Glycoconjugates are the classification family for carbohydrates – referred to as glycans – which are covalently linked with chemical species such as proteins, peptides, lipids, and other compounds. Glycoconjugates are formed in processes termed glycosylation.

Glycoconjugates are very important compounds in biology and consist of many different categories such as glycoproteins, glycopeptides, peptidoglycans, glycolipids, glycosides, and lipopolysaccharides.  They are involved in cell–cell interactions, including cell–cell recognition; in cell–matrix interactions; in detoxification processes.

Generally, the carbohydrate part(s) play an integral role in the function of a glycoconjugate; prominent examples of this are neural cell adhesion molecule (NCAM) and blood proteins where fine details in the carbohydrate structure determine cell binding (or not) or lifetime in circulation.

Although the important molecular species DNA, RNA, ATP, cAMP, cGMP, NADH, NADPH, and coenzyme A all contain a carbohydrate part, generally they are not considered as glycoconjugates.

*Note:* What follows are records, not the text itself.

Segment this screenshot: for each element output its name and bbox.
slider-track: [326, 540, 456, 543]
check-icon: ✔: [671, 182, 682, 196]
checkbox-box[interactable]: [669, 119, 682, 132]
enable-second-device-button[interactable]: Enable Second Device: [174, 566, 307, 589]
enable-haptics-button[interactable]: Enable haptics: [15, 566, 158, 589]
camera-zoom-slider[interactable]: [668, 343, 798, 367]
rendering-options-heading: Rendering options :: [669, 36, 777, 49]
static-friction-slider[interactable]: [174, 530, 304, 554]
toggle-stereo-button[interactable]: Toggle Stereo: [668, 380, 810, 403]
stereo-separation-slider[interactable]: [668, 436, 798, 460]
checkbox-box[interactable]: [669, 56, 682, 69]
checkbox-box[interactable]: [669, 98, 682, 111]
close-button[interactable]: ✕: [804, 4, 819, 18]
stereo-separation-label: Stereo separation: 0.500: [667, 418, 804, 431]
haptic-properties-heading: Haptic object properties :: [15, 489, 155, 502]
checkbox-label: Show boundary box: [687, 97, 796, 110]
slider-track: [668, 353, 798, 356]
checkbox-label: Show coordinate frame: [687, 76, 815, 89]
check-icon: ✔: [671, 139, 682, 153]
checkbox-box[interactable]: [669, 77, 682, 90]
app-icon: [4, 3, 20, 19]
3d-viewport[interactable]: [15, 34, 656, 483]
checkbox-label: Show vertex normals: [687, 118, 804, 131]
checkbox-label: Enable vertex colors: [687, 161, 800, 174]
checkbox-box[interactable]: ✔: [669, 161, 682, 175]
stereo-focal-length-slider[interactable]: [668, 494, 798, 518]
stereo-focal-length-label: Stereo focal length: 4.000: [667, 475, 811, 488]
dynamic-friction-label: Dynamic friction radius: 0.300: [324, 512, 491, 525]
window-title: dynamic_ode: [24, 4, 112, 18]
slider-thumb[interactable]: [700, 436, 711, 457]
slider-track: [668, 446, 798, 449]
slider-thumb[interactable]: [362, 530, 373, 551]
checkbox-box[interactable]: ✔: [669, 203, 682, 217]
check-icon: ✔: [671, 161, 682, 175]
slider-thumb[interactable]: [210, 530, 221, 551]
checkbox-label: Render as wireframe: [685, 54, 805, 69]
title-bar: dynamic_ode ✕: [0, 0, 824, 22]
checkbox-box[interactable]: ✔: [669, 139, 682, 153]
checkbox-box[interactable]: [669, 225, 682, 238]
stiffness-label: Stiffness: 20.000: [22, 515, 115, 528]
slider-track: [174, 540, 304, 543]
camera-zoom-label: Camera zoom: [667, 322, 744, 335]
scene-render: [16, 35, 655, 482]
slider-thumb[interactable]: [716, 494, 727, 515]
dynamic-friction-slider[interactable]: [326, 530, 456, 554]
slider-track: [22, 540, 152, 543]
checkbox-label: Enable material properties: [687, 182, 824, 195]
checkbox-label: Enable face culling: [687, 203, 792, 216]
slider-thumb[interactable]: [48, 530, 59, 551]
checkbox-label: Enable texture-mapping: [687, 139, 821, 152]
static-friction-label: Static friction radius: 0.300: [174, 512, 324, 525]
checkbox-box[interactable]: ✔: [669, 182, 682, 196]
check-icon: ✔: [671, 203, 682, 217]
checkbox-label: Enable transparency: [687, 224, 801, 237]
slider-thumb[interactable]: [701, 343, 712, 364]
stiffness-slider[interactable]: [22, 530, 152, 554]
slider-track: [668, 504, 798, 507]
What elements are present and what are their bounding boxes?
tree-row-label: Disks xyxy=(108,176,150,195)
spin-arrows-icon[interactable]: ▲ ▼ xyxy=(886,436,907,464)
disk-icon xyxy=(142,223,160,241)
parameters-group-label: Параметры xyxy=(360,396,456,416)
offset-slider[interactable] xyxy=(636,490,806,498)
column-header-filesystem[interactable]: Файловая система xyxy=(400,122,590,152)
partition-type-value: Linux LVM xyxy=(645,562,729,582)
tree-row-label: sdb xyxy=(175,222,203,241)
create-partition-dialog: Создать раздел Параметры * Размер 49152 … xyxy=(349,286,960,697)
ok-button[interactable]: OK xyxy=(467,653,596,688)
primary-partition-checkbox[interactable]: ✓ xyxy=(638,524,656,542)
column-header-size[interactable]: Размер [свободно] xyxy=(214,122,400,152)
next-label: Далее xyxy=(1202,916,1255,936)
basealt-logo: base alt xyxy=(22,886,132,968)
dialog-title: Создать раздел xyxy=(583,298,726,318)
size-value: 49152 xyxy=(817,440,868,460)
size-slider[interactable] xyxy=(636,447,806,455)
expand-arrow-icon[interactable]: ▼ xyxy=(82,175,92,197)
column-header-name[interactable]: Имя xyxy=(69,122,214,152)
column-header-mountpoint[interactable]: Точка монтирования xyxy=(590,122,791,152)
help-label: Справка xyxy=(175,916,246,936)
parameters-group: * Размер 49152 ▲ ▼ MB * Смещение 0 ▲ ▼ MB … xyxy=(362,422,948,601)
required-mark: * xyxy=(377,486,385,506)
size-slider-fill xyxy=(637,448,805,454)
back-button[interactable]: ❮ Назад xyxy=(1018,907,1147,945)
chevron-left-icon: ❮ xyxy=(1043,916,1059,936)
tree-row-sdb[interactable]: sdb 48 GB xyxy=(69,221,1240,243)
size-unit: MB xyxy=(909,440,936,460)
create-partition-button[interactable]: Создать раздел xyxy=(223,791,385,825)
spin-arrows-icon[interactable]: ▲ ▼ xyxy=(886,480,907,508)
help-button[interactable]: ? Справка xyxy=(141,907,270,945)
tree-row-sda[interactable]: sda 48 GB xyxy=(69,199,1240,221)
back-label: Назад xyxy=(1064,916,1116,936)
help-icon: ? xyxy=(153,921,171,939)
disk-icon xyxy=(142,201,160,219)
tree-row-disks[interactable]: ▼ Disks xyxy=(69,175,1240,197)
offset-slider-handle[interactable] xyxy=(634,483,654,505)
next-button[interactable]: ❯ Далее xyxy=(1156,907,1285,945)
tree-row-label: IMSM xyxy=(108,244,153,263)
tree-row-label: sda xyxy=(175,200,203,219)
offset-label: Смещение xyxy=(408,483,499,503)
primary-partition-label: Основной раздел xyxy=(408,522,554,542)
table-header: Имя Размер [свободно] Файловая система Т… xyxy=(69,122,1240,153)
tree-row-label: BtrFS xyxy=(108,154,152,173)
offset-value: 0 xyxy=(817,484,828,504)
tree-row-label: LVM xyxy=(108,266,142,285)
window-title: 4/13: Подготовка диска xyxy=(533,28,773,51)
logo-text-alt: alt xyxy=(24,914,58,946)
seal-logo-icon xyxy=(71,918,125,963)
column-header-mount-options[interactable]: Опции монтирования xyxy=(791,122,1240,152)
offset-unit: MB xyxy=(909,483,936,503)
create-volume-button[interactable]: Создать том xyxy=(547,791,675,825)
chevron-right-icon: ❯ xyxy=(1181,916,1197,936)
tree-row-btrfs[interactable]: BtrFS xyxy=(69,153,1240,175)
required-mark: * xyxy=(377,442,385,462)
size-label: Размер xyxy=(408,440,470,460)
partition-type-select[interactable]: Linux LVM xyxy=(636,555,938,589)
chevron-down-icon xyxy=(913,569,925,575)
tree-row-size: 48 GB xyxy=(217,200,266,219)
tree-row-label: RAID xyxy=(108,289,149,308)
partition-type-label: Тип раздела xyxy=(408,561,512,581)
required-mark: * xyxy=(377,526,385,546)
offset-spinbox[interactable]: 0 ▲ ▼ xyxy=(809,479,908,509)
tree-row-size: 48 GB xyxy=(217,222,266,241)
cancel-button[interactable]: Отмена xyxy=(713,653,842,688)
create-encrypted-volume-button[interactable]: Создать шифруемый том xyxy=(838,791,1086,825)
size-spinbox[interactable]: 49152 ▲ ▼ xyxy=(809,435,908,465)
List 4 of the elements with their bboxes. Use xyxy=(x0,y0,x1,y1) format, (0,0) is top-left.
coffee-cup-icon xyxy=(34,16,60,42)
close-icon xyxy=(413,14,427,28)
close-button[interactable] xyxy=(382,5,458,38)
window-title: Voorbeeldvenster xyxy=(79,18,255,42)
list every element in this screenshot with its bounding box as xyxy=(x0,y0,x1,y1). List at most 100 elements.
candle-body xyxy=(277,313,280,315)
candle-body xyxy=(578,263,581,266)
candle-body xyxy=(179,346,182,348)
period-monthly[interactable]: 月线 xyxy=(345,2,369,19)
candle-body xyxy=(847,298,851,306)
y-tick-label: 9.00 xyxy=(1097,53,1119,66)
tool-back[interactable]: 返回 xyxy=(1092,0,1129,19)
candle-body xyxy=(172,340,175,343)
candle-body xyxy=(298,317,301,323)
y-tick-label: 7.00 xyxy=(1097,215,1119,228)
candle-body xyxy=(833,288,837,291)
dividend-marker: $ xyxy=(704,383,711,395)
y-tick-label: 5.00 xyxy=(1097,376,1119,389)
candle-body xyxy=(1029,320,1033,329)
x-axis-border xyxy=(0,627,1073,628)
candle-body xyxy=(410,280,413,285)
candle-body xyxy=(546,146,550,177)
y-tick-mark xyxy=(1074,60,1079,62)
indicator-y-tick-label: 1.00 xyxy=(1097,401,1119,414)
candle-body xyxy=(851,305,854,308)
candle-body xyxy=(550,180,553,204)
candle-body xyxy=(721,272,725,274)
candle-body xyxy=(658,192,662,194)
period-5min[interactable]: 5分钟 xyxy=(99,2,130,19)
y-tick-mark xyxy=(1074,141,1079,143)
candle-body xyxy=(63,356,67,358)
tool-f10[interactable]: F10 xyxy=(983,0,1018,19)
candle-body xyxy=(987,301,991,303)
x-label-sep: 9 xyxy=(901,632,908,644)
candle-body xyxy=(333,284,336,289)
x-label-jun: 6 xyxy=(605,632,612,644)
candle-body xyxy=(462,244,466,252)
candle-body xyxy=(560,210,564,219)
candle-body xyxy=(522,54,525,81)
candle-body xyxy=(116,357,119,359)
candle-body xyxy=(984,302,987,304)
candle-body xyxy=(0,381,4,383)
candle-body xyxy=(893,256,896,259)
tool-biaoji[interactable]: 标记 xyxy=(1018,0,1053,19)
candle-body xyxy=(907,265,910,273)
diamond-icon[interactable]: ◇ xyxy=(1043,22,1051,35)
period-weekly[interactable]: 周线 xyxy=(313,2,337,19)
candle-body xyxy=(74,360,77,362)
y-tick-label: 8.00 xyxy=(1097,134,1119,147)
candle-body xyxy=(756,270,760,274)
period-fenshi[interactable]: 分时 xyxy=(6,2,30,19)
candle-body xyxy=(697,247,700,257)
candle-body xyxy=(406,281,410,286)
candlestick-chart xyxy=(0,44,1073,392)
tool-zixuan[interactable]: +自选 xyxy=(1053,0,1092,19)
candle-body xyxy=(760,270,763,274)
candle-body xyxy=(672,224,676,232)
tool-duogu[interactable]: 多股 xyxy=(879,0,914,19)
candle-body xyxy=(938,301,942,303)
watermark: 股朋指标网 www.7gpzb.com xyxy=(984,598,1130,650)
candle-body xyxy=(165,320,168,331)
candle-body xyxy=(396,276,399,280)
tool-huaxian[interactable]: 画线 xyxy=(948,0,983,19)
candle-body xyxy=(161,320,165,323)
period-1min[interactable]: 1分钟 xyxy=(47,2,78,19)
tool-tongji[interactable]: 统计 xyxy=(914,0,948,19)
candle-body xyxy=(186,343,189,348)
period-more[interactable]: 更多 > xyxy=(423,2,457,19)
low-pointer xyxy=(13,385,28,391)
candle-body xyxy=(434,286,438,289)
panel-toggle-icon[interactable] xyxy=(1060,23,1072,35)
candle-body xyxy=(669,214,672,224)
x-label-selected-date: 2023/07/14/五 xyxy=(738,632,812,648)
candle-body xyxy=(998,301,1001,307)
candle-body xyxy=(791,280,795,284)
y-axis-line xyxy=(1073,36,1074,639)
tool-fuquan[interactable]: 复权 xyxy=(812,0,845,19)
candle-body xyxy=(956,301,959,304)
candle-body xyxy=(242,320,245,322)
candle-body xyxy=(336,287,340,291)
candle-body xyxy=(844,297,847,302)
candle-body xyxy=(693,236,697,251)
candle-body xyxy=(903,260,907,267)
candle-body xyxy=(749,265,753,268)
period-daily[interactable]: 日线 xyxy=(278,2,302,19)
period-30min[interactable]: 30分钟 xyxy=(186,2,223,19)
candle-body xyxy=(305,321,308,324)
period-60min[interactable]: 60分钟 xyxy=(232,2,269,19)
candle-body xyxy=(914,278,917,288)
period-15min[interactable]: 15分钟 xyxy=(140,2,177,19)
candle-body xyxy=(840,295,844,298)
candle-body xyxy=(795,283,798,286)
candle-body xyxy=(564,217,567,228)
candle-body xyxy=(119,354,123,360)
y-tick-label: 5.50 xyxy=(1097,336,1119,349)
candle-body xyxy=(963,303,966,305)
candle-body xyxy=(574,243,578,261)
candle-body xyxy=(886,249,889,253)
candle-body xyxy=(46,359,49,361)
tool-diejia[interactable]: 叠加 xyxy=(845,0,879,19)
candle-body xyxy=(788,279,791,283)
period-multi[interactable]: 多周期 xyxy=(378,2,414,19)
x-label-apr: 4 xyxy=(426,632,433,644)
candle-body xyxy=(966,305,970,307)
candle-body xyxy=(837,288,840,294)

Glycocojugates is covalent linking of carbohydrates antigens to protein scaffolds with goal of achieving a long term immunological response in body. Immunization with glycoconjugates successfully induced long term immune memory against carbohydrates antigens. Glycoconjugate vaccines was introduced since the 1990s have yielded effective results against influenza and meningococcus.

In 2021 glycoRNAs were observed for the first time.